As I find myself swinging between a desperate need to surface for air and a longing for these moments of early motherhood to last forever. I am ever conflicted by my role as a woman, an individual and as a mother with a deep and unbreakable connection to my babies. I am sure it is a shared experience across the spectrum of motherhood, navigating all the many layers of our identity and doing our best to survive and thrive as a family.
I can’t think of a more grounding meal to cook for my family at the end of the summer than this chicken noodle soup using leftovers — and it might just help keep the winter colds at bay. It is simple, uses leftovers, and brings us all together around a bowl of food that connects me to them by osmosis.
Ingredients
- 2 thumb size peices of ginger
- 7 cloves of garlic
- stems of a large bunch of coriander
- leaves of half a bunch of coriander chopped
- 1 red onion finely diced
- 1 white onion finely diced
- 3 carrots finely diced
- 2 ears of corn stripped you can use frozen if you prefer
- 1/2 a roast chicken ours was left over from a 1.7kg bird stripped
- olive oil
- the fat/gelatinous chicken juices
- 1-2 tsp miso paste dissolved in 1 l boiled water
- 1 tsp fish sauce
- 6-10 tbs soy sauce
- 1 pack of egg noodles I bashed mine with a rolling pin because the children find them easier to eat
- 1-2 tbsp dried chilli flakes
- Tracklements fresh chilli jam
Instructions
- Finely chop or process your ginger, garlic and coriander stems and set them aside
- Finely dice your onions and carrots and shred your ears of corn
- Shred and chop your leftover chicken which should be cooked and cooled. If there are any oil/gelatinous juices from the bird reserve them as they will add depth and flavour to the broth
- In a pan add a good drizzle of olive oil followed by any of the juice and oil from your bird
- Once the oil is sizzling add your onions, ginger, garlic and coriander stems and fry on a medium heat for at least 5 minutes stirring occasionally
- Add your carrots, stir and coo for a further 3-4 minutes
- In a bowl add your miso paste to 1l of boiled water. I used 2 heaped tsp but you can adjust accordingly (you can always taste and add more just before you add your noodles)

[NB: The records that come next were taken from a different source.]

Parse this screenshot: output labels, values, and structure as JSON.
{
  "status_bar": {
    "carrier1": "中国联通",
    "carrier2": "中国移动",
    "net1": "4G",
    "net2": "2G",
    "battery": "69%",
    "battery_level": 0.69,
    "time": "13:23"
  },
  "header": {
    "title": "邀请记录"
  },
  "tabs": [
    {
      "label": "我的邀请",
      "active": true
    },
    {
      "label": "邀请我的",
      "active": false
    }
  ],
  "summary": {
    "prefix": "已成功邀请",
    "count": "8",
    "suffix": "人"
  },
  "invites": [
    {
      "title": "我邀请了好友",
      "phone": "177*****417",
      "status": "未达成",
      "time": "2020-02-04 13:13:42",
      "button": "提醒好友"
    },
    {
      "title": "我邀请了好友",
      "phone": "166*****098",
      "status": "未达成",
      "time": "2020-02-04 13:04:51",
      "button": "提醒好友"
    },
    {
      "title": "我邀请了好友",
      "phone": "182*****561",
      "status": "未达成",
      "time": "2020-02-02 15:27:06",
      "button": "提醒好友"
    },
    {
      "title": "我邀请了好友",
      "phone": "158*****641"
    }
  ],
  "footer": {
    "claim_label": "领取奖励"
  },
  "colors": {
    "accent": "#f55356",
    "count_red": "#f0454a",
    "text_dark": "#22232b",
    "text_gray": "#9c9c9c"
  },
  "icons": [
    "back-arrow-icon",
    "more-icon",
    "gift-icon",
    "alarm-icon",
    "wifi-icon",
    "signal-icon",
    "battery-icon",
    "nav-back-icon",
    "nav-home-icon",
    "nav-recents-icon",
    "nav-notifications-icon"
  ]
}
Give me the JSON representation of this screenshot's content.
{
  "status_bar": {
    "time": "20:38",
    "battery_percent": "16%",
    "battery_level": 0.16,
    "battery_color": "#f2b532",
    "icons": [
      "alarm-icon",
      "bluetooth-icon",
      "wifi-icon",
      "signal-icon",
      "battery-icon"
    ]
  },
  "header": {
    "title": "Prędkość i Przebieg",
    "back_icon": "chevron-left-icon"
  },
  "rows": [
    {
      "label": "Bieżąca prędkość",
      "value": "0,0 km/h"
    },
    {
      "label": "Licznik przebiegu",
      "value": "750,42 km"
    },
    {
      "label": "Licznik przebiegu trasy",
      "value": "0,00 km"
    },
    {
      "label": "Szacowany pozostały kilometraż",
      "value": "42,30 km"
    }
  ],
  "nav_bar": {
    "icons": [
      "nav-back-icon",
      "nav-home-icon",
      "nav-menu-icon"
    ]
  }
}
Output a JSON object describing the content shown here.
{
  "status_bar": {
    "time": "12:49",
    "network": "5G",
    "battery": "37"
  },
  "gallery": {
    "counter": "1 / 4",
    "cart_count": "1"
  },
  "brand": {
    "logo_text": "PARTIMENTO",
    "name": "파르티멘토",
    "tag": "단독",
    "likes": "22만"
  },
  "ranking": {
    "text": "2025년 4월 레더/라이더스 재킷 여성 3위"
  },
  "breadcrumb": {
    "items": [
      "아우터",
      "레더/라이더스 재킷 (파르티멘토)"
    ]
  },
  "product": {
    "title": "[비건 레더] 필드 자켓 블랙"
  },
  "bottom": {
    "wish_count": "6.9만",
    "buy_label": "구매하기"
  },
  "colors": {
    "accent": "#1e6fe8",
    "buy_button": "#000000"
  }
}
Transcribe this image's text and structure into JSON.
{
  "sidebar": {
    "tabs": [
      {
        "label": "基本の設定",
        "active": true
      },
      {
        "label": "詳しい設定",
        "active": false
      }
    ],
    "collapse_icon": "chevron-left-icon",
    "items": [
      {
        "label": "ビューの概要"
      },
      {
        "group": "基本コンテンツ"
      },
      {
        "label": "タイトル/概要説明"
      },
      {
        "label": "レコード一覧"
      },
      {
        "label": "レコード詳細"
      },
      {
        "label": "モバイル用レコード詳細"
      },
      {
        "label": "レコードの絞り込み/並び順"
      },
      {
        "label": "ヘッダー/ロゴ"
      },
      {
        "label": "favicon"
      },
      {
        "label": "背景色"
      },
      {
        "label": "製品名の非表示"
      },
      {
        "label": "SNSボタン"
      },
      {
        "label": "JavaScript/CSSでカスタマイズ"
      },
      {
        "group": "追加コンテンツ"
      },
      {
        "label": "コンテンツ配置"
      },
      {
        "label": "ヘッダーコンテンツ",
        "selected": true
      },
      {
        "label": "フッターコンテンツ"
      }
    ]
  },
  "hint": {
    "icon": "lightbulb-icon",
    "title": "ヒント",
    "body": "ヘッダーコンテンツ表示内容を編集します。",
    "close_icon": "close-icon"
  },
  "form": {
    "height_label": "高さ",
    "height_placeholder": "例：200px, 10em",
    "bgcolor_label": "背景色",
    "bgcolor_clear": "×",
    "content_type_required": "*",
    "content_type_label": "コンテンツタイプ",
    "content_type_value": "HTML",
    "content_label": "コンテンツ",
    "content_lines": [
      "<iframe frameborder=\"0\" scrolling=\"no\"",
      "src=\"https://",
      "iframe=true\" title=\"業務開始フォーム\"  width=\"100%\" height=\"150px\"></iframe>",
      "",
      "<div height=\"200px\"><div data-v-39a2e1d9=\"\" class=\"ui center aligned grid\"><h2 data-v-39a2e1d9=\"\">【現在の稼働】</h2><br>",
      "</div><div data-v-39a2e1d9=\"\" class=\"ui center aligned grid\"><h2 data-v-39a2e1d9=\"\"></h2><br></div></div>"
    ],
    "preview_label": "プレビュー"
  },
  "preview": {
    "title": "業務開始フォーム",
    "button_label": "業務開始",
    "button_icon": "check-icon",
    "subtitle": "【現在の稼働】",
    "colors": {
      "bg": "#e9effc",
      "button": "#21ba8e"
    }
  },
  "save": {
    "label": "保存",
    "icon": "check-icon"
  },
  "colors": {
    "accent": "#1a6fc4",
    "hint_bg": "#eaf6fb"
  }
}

- Add the miso broth to the pan and simmer for 2-3 minutes
- Meanwhile, add your fish sauce and light soy sauce. I added the full 10 tbsps but you can adjust to suit your tastes
- Add your sweetcorn and your cooked chicken and simmer for 5 minutes
- Meanwhile, soak your noodles in a separate bowl with boiled water. You can bash your noodles like I did if you have young children
- I removed some of the broth for the children and then I added the dried chilli flakes and the Tracklements fresh chilli jam. Then give everything a good stir
- Drain your noodles and add them to the broth
- Add your chopped coriander leaf and served immediately. Make sure you give a good scoop of the broth to each bowl.